Trivel resmungou alguma coisa, mas obedeceu. Passou a olhar para cima somente a cada 30 segundos.

Fogueira acesa, comida arranjada da cartola (não era tão boa, mas era comida) e barraca montadas, os dois se sentaram observando as chamas com cansaço. Catarina sentia o corpo todo doer, mas nem ousava revelar que sentia dor por causa de “uma caminhada de nada”.

- Ei, Trivel.

- Hm?

- Como sua tia e as outras lá vão ajudar a gente?

Ele cutucou o fogo com uma vareta.

- Tia Pek é feiticeira também. Ela me criou depois que minha mãe... – Pausa. – Ela me criou. Ela, mais Cat e Larin. Cat é uma guerreira, Larin é médica. Um tempo atrás, as três foram para o norte resolver algumas “pendências” e não voltaram mais. Então eu pensei que, talvez, pudessem nos ajudar.

Catarina digeriu as informações por exatos dois segundos.

- Mas então elas foram “para o norte”.

- Isso.

- “Para o norte” onde, exatamente? – Antes que ele pudesse responder, acrescentou: – Pelo amor de Deus, não me diga que não sabe aonde elas foram.

- Tudo bem. Eu não digo.

Catarina quase avançou nele. Ela se levantou, furiosa.

- Eu não acredito! Andei o dia inteiro para você me dizer que não sabe aonde diabos essas infelizes se meteram?!

Trivel se levantou junto. Ela reclamava demais para o gosto dele.

- Escuta aqui, nem comece a reclamar! Você estaria completamente perdida se não fosse por mim. Na melhor das hipóteses! Podia ter sido presa. Roubada. Enganada. Podia ter sido acusada de feitiçaria e estaria a caminho da fogueira, nesse momento!

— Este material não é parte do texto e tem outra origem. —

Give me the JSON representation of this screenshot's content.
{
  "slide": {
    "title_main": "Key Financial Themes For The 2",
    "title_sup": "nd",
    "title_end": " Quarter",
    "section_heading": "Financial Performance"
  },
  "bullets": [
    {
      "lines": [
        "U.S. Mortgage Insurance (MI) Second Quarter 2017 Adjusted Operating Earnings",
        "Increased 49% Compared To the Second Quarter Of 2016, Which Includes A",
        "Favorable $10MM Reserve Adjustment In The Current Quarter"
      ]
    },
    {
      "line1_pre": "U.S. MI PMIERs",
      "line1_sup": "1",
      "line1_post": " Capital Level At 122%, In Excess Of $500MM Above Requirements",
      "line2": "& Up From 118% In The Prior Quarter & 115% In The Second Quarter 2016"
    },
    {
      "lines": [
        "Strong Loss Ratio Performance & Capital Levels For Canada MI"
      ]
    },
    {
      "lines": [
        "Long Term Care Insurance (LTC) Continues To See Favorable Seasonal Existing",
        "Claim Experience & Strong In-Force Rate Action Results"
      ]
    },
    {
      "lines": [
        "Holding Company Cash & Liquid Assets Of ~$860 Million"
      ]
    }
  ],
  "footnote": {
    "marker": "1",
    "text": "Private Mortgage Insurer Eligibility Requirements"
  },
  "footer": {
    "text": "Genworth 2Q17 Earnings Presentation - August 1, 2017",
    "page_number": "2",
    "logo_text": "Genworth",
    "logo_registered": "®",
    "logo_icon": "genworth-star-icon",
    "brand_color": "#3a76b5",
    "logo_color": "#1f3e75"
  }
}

- Ou poderia ter me dado muito bem. Eu sei me virar! Sou autossuficiente!

- Ah, sabe. – Ele gargalhou sarcasticamente. – Como é que se acende uma fogueira? Como se anda no deserto sem deixar rastros? Como se camufla seu cheiro? Hein, autossuficiente?

- Você sabe muito bem que eu não sei esse tipo de coisa – ela acusou. – Não porque eu não quis. Porque eu passei todos os anos da minha vida em uma cidade, lembra onde? Na superfície! Ah, ops, é pra lá que você quer ir, não é? Talvez não vá. Não faz o seu trabalho!

Trivel parecia realmente furioso nesse momento. Então, de repente, ele parou.

As cenas seguintes ocorreram em intervalos de segundos. Imagine em câmera lenta para ficar mais fácil de entender.

O fogo se apagou. Catarina ficou confusa por alguns milésimos de segundo, até sentir uma mão magra tapando sua boca e a puxando para baixo. Não teve tempo para protestar, já que subitamente um clarão quente e esverdeado surgiu e tomou a barraca, quase alcançando os dois garotos. Ela ergueu a mão para tentar se levantar, extremamente assustada, mas então percebeu que sua mão simplesmente não estava lá. Estavam invisíveis!

- Não adianta se esconder! – uma voz exclamou subitamente. – Um feitiço simples da invisibilidade ajuda, mas não funciona para sempre e você sabe disso!

Trivel desceu a mão da boca para o braço de Catarina, não a soltando para que o feitiço fizesse efeito nela também. Naquele instante, nenhum dos dois sequer pensou em continuar a discussão.